Plan strategic initiatives

The project charter defines the overall objectives and strategic approach. As the project progresses, the charter should be flexible and can be modified when necessary, if previously undiscovered opportunities or challenges are revealed.

Next, build deliverables. Regarding the charter goals, what is the outcome of the project? Based on newly discovered insights, deliverables may need to be updated throughout the project. The next step is to identify stakeholders and introduce them to the project plan and its deliverables. Once the mission of optimizing the system begins—whether in the entire healthcare organization, continuous care, or a specific focus on a procedure, collaboration will become the basis for success.

Research, creative fuel

Developing a method of collecting data to provide information for the mapping process is key. Better methods usually use different methods to discover the truth, such as a combination of subjective and objective techniques. The shortcomings are often exposed in methods such as surveys and questionnaires. First, you must assume that you know the right question to ask, and depending on the way you ask the question, you can get different answers. So, what if you don’t know what you don’t know? Second, the answers of study participants are subject to a lot of bias; the most common is memory inaccuracy.

An observation method, such as contextual investigation or ethnography, can minimize prejudice and does not rely on knowing the right questions to ask—”Show me, don’t tell me.” For example, ask questions such as “How did you accomplish this?” Task?” Such questions. It will definitely lead to the answer, usually their expectation of the “correct” answer. However, observing team actions in real time can lead to slightly different or even very different practices that may affect the final design of the workflow. It’s not that interviews are useless, especially if they obtain information through observational methods. In addition, there are a variety of techniques to minimize deviation.

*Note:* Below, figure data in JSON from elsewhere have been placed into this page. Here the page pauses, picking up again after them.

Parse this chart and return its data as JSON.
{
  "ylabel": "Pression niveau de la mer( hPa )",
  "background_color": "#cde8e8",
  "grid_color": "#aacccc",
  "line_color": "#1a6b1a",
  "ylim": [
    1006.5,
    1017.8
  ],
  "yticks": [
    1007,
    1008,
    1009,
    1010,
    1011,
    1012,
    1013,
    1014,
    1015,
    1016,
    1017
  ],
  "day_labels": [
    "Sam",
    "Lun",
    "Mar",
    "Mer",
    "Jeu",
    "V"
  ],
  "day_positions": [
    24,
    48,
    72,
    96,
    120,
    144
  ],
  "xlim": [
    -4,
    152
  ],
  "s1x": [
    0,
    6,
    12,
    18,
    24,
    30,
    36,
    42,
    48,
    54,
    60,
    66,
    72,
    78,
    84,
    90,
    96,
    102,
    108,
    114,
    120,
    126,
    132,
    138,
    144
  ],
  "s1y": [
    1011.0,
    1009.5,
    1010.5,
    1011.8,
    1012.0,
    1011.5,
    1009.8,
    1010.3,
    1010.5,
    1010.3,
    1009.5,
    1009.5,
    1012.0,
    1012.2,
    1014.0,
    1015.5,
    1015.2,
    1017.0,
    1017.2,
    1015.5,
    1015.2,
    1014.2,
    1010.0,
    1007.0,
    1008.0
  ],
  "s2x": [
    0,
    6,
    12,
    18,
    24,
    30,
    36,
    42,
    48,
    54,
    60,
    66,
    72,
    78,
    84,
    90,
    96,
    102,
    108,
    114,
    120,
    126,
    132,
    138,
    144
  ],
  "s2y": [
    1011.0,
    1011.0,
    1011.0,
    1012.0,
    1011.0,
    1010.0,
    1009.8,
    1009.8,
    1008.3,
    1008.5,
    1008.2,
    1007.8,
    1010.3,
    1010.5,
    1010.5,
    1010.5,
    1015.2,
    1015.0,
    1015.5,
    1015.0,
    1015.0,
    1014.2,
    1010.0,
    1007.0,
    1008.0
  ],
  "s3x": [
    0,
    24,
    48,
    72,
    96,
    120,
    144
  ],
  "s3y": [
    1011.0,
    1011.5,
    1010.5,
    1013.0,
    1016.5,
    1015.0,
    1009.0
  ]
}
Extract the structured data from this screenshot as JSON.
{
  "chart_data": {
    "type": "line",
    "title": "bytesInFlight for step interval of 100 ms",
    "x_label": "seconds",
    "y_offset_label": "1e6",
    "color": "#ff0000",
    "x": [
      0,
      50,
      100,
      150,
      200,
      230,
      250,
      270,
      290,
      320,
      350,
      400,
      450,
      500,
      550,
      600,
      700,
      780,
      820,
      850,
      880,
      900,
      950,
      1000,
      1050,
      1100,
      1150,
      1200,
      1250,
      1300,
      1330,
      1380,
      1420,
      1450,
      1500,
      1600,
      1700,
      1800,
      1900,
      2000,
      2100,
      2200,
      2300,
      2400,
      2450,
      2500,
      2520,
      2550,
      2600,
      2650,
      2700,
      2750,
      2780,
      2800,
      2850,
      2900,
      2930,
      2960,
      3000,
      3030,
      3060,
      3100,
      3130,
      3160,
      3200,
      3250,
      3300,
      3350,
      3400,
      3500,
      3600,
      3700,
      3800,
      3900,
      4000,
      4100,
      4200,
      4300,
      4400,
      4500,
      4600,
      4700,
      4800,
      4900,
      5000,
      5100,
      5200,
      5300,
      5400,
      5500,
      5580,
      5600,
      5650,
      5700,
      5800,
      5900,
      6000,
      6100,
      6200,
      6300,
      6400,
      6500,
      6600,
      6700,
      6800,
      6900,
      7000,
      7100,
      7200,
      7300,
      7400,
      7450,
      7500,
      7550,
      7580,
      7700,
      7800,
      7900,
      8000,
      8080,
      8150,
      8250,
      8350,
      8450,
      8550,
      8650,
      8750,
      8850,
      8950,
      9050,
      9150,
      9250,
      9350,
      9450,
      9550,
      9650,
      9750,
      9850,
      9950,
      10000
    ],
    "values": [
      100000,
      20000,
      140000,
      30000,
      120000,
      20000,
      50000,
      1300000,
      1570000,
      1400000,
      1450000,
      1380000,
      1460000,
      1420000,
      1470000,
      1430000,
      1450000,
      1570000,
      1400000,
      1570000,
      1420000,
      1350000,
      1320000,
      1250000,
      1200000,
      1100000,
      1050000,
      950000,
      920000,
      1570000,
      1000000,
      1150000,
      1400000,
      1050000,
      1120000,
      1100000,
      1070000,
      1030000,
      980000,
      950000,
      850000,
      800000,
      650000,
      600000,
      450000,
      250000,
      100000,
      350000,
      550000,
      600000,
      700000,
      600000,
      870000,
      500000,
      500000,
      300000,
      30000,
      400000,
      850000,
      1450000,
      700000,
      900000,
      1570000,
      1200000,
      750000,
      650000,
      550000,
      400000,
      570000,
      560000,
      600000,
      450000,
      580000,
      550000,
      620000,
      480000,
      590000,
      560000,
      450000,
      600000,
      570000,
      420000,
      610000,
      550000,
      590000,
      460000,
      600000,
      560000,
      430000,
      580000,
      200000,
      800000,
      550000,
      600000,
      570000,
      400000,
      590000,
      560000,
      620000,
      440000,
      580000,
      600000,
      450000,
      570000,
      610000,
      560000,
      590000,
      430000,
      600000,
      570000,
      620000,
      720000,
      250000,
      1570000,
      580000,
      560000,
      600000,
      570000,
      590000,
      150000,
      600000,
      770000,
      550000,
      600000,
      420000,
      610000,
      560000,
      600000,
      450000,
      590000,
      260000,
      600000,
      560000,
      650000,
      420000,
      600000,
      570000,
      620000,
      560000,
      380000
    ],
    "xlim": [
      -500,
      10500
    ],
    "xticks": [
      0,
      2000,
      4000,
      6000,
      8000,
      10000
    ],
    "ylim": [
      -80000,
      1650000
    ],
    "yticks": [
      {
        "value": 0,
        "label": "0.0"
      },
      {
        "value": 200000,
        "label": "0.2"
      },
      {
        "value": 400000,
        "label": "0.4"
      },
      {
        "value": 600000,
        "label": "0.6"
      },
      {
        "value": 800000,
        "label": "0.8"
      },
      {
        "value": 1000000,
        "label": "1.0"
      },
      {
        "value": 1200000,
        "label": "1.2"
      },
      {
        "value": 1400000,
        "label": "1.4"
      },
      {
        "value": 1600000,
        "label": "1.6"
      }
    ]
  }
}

Analysis, the cornerstone of the project

Regardless of the method used, such research will generate a large amount of data that needs to be parsed. This is the most critical step. There are many techniques, many of which involve cross-functional teams, used to decompose research results into related groups, identify patterns and trends, use related risk assessments, and determine root causes to characterize problems. The analysis may require further research, as gaps have been found and questions you don’t know to ask. Data will evolve from original discovery to insight and then to demand.

Integrated research into action

If the analysis breaks the data down into its basic components to understand relationships and patterns, then synthesis recombines the data in novel ways to create new ideas. Translating research insights into user needs, actionable needs and concepts ultimately requires the support of stakeholders involved in the process. A well-planned seminar plan may include:

  • Location/review of maps and research results emphasizes key points and patterns
  • Group discussion review to identify problem statements and innovation opportunities
  • Different ideas for cross-functional teams to solve each problem statement and opportunity
  • Cross-functional teams develop fusion ideas of different ideas output
  • Develop brainstorming output into requirements and concept proposals
  • Prioritization and coding of workshop outputs
  • Summarize the next steps, timetables and milestones for achieving the deliverables of the charter

In short

The workflow in the healthcare system is affected by many internal and external factors. If the workflow is not flexible and regularly customized, it may reduce efficiency, introduce risks and regulatory confusion, and ultimately affect the patient’s treatment effect. Under the guidance of usability experts, a workflow design process can be developed to illustrate best practices and optimize continuous care.